Some words of experience from men and women who are working nurses in a variety of settings, with myriad skills, perspectives, and levels of education.  Thank you to all of the nurses who have been so forthcoming in sharing their views and experiences !

It takes a lot of hard work and determination. You can start off by job shadowing at the hospital, that way you can get a feel for the nurse’s role first hand. I saw that you were an observer for a medical team which is a good start. If anything, for now get your prerequisites out the way. A community college is a good start for those, save you some money, just make sure your classes will transfer to the prospective nursing programs. I would definitely recommended getting your BSN though, it will be beneficial to you in the long run. Just know that nursing is a whole different field, a different way of thinking. Good luck to you! ~Jwana

 

Get ready to change your way of life! I was 47 yrs. old before I started nursing school.
I had to eat, breathe, and sleep nursing. I traveled 70 miles one way to class.
I ate my sandwich walking across campus to my next class. Maybe you can partner up
with a friend. I did and we traveled together. By the way,neither of us had prior nursing experience. We quizzed each other on what we had studied on the way, to and from class. I studied on the couch sometimes until 2;00 A.M.and set my alarm clock. I had to wake up early early in a.m. to hook up with my ride and get to class on time.

It won’ t be easy, but you can do it. You really have to be determined that you will make
it through the course and graduate. By the way, if you are married or in a relationship,
I hope you have a supportive spouse or partner. That will help a whole lot.

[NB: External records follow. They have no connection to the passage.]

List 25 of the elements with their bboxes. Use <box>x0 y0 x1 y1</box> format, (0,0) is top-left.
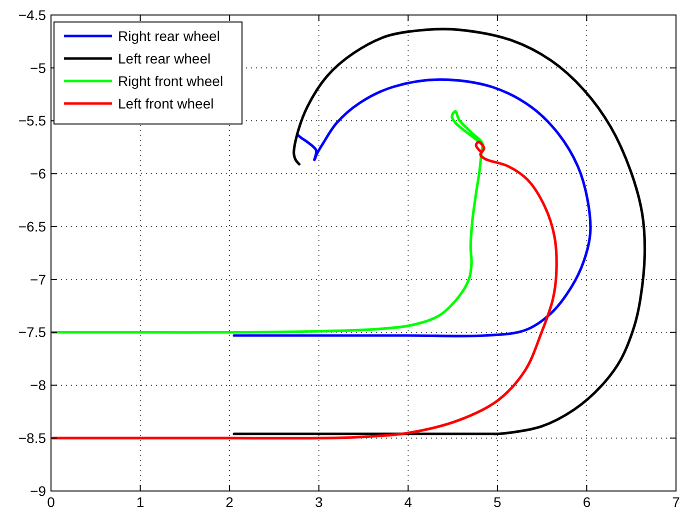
y-tick-label: −5 <box>30 60 46 76</box>
y-tick-label: −7 <box>30 271 46 288</box>
legend-label: Right front wheel <box>118 72 224 89</box>
line-series <box>51 140 558 440</box>
y-tick-label: −8.5 <box>18 430 46 446</box>
line-series <box>232 78 592 338</box>
x-tick-label: 4 <box>404 494 412 510</box>
line-series <box>51 110 484 334</box>
y-tick-label: −5.5 <box>18 112 46 129</box>
x-tick-label: 3 <box>314 494 323 510</box>
legend-label: Left rear wheel <box>118 50 211 66</box>
y-tick-label: −6 <box>30 166 46 182</box>
y-tick-label: −6.5 <box>18 218 46 234</box>
y-tick-label: −4.5 <box>18 6 46 23</box>
y-tick-label: −9 <box>30 482 46 499</box>
legend-label: Left front wheel <box>118 95 214 112</box>
x-tick-label: 7 <box>672 494 680 510</box>
y-tick-label: −7.5 <box>18 324 46 340</box>
x-tick-label: 0 <box>47 494 56 510</box>
x-tick-label: 1 <box>136 494 144 510</box>
x-tick-label: 2 <box>226 494 234 510</box>
y-tick-label: −8 <box>30 377 46 394</box>
legend-label: Right rear wheel <box>118 28 220 44</box>
x-tick-label: 6 <box>582 494 591 510</box>
x-tick-label: 5 <box>494 494 502 510</box>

Nursing was the experience of a lifetime. You will never be sorry. Being a nurse will do
a lot of things for you. It will makes you a more caring, organized, stronger person (emotionally), able to make right decisions for your patients. It teaches you a different way of thinking. I had a little trouble leaving my patients at the hospital, when my shift ended. I hope that you learn to do that. Be determined and stick with it. Do not let the words, “I quit!” creep into your mind. Good luck!
mind, no matter what. ~Katie

Get as organized in your life as possible.
Make sure you have everything in your life done ahead of time. Get all your dental, medical, car appointments, etc….. done beforehand. We weren’t allowed many absences and if you missed something it was hard to fill in the gap.
Expect for your world to revolve around school and most things will be second.